Начальнику был эпизод непонятен. «Неужели им всем не важней производство? Раз производство не может — тогда погоди». Самому начальнику производство изо всех его дел было самым важнейшим.
В конторе их встретила технолог Анна Львовна. Она была специальный технолог по цеховой чистоте.
— Я опять к вам о душе, — сказала она.
— И вы мне о душе? — удивился начальник.
— Извините, Иван Иваныч, — сказала она, ясно глядя начальнику прямо в глаза. — Я пошла и пожаловалась на вас, потому что надо же что-нибудь с этим поделать? Вы на меня не сердитесь, Иван Иваныч?
— Да нет, ради Бога! — отвечал начальник в том же тоне. — Даже спасибо. Скорее решат.
«Не нужно раздражаться по пустякам, — думал начальник. — Но даже можно и раздражаться — только чтоб было это естественно и с талантом».
— Вот наш директор... — сказал он Михельсону совсем невпопад и опять подумал о директоре.
— Да, директор... — сказал Михельсон, потому что он понял.
— Он бы, директор... — опять не докончил начальник.
— Да! — подтвердил Михельсон, думая точно про то же.
«Хорошо подчиняться достойному человеку!» — подумал начальник.
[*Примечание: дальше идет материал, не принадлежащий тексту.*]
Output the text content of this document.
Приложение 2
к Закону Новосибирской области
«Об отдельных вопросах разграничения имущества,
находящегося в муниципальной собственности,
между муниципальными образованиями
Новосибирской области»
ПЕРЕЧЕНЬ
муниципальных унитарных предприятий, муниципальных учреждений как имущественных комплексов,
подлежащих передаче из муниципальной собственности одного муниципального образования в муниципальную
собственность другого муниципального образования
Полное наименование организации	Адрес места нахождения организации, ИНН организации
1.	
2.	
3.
«Мне только дали бы что почитать, я по натуре на редкость почтительный», — пронеслось у начальника совсем уже сокрыто, а потом он поспешно засел за дела.
6. В МОСКВУ; В МОСКВУ!
На столе непрерывно звонил телефон. Звонки были разные — от диспетчера и главного инженера, из завкома о премии для рабочих, из БРИЗа.
Позвонила женщина из проходной и сказала, что она жена автоматчика Соколова.
— Да, — сказал начальник. — Я слушаю.
И послушал.
— Как же это так, — сказала жена Соколова, — мужчина в заводе шестьдесят рублей заработал за месяц? Да таких и заработков не бывает. Что я — дура?
Начальник ей объяснил, что на этом участке в прошлый месяц случился простой: не хватило деталей.
— А вообще у нас заработок для рабочего выше, чем в других, аналогичных цехах! — похвалился начальник.
— Как же это простой? — удивилась жена. — Он мне вроде говорил, а я подумала, врет. Да разве так можно? Или вас за это никто не ругает?
«Как бы ей объяснить?» — затруднился начальник. Если бы им отдали участок штамповки, он уверен — простои бы сократились. Но разве женщине скажешь об этом? Что она, женщина, может понять, — что поймет в производственной сложности, если просто хозяйничает у себя на дому?
— Как же это так? — не унималась в телефоне Соколова. — Да таких-то и заработков мужских быть не может. Я и сама тогда столько-то заработаю. Для чего нам, женщинам, тогда в семье мужчина?
«И правда, для чего?» — подумал начальник. Начальник расстроился.
Потом зашла посоветоваться Мария Ивановна.
— Я по жилью. Может, после зайти? — спросила она, постеснявшись, что помешала. Просить о себе ей казалось неловко.
— Нет, отчего же, не все ли равно? — возразил ей начальник. Она рассказала.
Дело заключалось в том, что пока еще точно никому не известно, но она уже слышала, что ей жилья не дадут, хотя она была в списках от цеха, а дадут председателю их цехкома, которому нужно, да не так все ж, как ей.
— Он и на очереди, помнится, не стоял? — подивился начальник.
— Что же делать, — сказала Мария Ивановна. — Да чего же, я не против, пусть дают людям, токо дайте и мне. Я же своего прошу.
— А ему, значит, дали? — повторил начальник, как будто спросил, думая при этом о своем. Вот куда он сегодня, должно быть, и ездил! «Маленький цех, — в этом, ясно, все дело! Так бы дали и ему, и хватило бы ей, а на маленький цех положили в этот раз одну квартиру — и довольно. Да, все дело, конечно же, в этом, тут единственный путь: поскорей укрупняться».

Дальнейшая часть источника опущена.